A few years ago, I finished my on the job training and decided that I should find another job at a different company. After all, if you stay at the job you trained at, it will take longer for you to shake off the title of the trainee. It is far easier to move somewhere else so that you can reinvent yourself as fully qualified. But that’s another story for another day.
Since I had to move to a new city for my new job, I had to sell the house I had bought four years earlier. There was no way that I would have enough money to buy another house in the new city and keep a house in the old city I was moving out off. Never mind that if I were to keep the other one and rent it out, it would be a 5-hour drive between the two houses. Not exactly easy to rent a house out when you live 5 hours away, except if you want to pay someone else a hefty return on your investment.
I did what anyone else would do. I talked to numerous real estate agents. Listened to their pitches as to why I should list with them. That they had more buyers than the competitors and were waiting for quality houses to come onto the market if you have ever had to deal with real estate agents you will know what I am talking about.
Commission Rate of 4%
At the time, most of the agents were willing to sell my house at a commission rate of 4%. Now if you’re like me, that 4% commission seems a bit funny.
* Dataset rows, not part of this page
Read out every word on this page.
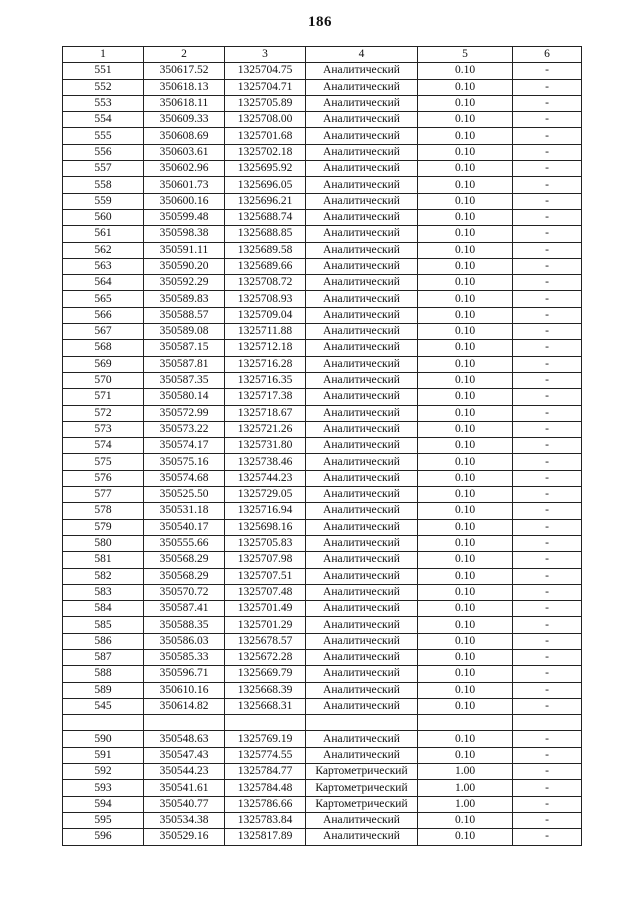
186
1	2	3	4	5	6
551	350617.52	1325704.75	Аналитический	0.10	-
552	350618.13	1325704.71	Аналитический	0.10	-
553	350618.11	1325705.89	Аналитический	0.10	-
554	350609.33	1325708.00	Аналитический	0.10	-
555	350608.69	1325701.68	Аналитический	0.10	-
556	350603.61	1325702.18	Аналитический	0.10	-
557	350602.96	1325695.92	Аналитический	0.10	-
558	350601.73	1325696.05	Аналитический	0.10	-
559	350600.16	1325696.21	Аналитический	0.10	-
560	350599.48	1325688.74	Аналитический	0.10	-
561	350598.38	1325688.85	Аналитический	0.10	-
562	350591.11	1325689.58	Аналитический	0.10	-
563	350590.20	1325689.66	Аналитический	0.10	-
564	350592.29	1325708.72	Аналитический	0.10	-
565	350589.83	1325708.93	Аналитический	0.10	-
566	350588.57	1325709.04	Аналитический	0.10	-
567	350589.08	1325711.88	Аналитический	0.10	-
568	350587.15	1325712.18	Аналитический	0.10	-
569	350587.81	1325716.28	Аналитический	0.10	-
570	350587.35	1325716.35	Аналитический	0.10	-
571	350580.14	1325717.38	Аналитический	0.10	-
572	350572.99	1325718.67	Аналитический	0.10	-
573	350573.22	1325721.26	Аналитический	0.10	-
574	350574.17	1325731.80	Аналитический	0.10	-
575	350575.16	1325738.46	Аналитический	0.10	-
576	350574.68	1325744.23	Аналитический	0.10	-
577	350525.50	1325729.05	Аналитический	0.10	-
578	350531.18	1325716.94	Аналитический	0.10	-
579	350540.17	1325698.16	Аналитический	0.10	-
580	350555.66	1325705.83	Аналитический	0.10	-
581	350568.29	1325707.98	Аналитический	0.10	-
582	350568.29	1325707.51	Аналитический	0.10	-
583	350570.72	1325707.48	Аналитический	0.10	-
584	350587.41	1325701.49	Аналитический	0.10	-
585	350588.35	1325701.29	Аналитический	0.10	-
586	350586.03	1325678.57	Аналитический	0.10	-
587	350585.33	1325672.28	Аналитический	0.10	-
588	350596.71	1325669.79	Аналитический	0.10	-
589	350610.16	1325668.39	Аналитический	0.10	-
545	350614.82	1325668.31	Аналитический	0.10	-

590	350548.63	1325769.19	Аналитический	0.10	-
591	350547.43	1325774.55	Аналитический	0.10	-
592	350544.23	1325784.77	Картометрический	1.00	-
593	350541.61	1325784.48	Картометрический	1.00	-
594	350540.77	1325786.66	Картометрический	1.00	-
595	350534.38	1325783.84	Аналитический	0.10	-
596	350529.16	1325817.89	Аналитический	0.10	-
It should sound funny because in what other industry do people provide a service for a percentage of the sale price. Sure I know they do this on auction sites like TradeMe etc. I don’t understand the difference between selling a $200k house and a $400k house? They are both houses. Both requiring advertising, both requiring open days.
The difference is $8000. So if I was the owner of the $200k house, let’s suppose that this house is in the lower end of the market. I would be concerned that the agent would be doing less work to try to sell it. After all, they are being paid half the amount when compared to selling a $400k house.
Here is another reason why I think the % commission system is strange. Say what you want to sell your house for $400k. An offer of $380k comes in a week into the marketing campaign. The real estate agent persuade you that this is a great offer, and you should take it.
Now, why are they doing that? Persuading you to sell your house at $380k, when you know it is worth $400k. And besides, it has only been a week.
I will tell you why. Selling at $380k will bring in a commission of $15,200 for one week’s work. Now say it take 4 weeks to find a buyer who wants to pay the $400k. Now the real estate agent brings in a commission of $16,000 but had to spend an extra 3 weeks of work to get you the buyer, only receiving extra $800 for their efforts. Considering the weekly amount drops from $15,200 to $4,000, you can see exactly why the agent would want to pressure you into selling at $380k.
The agent sees a difference in the commission of $800, but you see a difference of $19,200. This fact alone should make you question your agent’s agenda. Especially when they keep saying that you should always take the first offer, as it is usually the best offer. And another thing. How do agents know this? Can they see into multidimensional timelines to determine that the first offer is the best?
Real estate online?
The second thing I don’t understand about real estate agents is the fact that it is one of the only industry that hasn’t seem to move online. Why is that? Physical stores are closing left right and centre due to the increase in spending online. Second-hand car dealerships are closing everywhere since you can just go on TradeMe to by a car. Heck, you can practically buy anything online if you know where to look for it. Everything is becoming peer-to-peer, from taxis with the likes of Uber, to accommodation with Airbnb, and even loans with the likes of Harmoney.
Selling houses privately
So why has real-estate not moved on from a commission-based system to a more online peer-to-peer system? And why on earth does it cost that much to sell a house? Thousands of dollars a week? Considering the average price of a house in NZ $670K, and the average time to sell currently is 46 days, a real estate agent working a 40 hour week will be earning around $102 per hour. For only listing one house! If the agent has 10 houses, that is $1020 per hour! What other job do you earn that kind of money?
Ok, let’s be reasonable, I have heard that half the money goes to the brand that they are associated with for expenses like advertising and admin overheads. Still, that agent selling 10 houses is earning around $500 per hour if they worked a full 40 hour week. That is absolutely insane! That puts real estate agents amongst professionals such as an anesthesiologist, commercial pilots, and even more than our prime minister!
After thinking about all this, I decided I would give selling privately a go.
* note: the example I gave above about how much a real estate agent earns are all rough ballpark figures using averages. The actual amount of money they earn probably varies widely, but still, the hourly rate at which it costs to sell your home, your biggest investment, is staggeringly high for what is actually involved.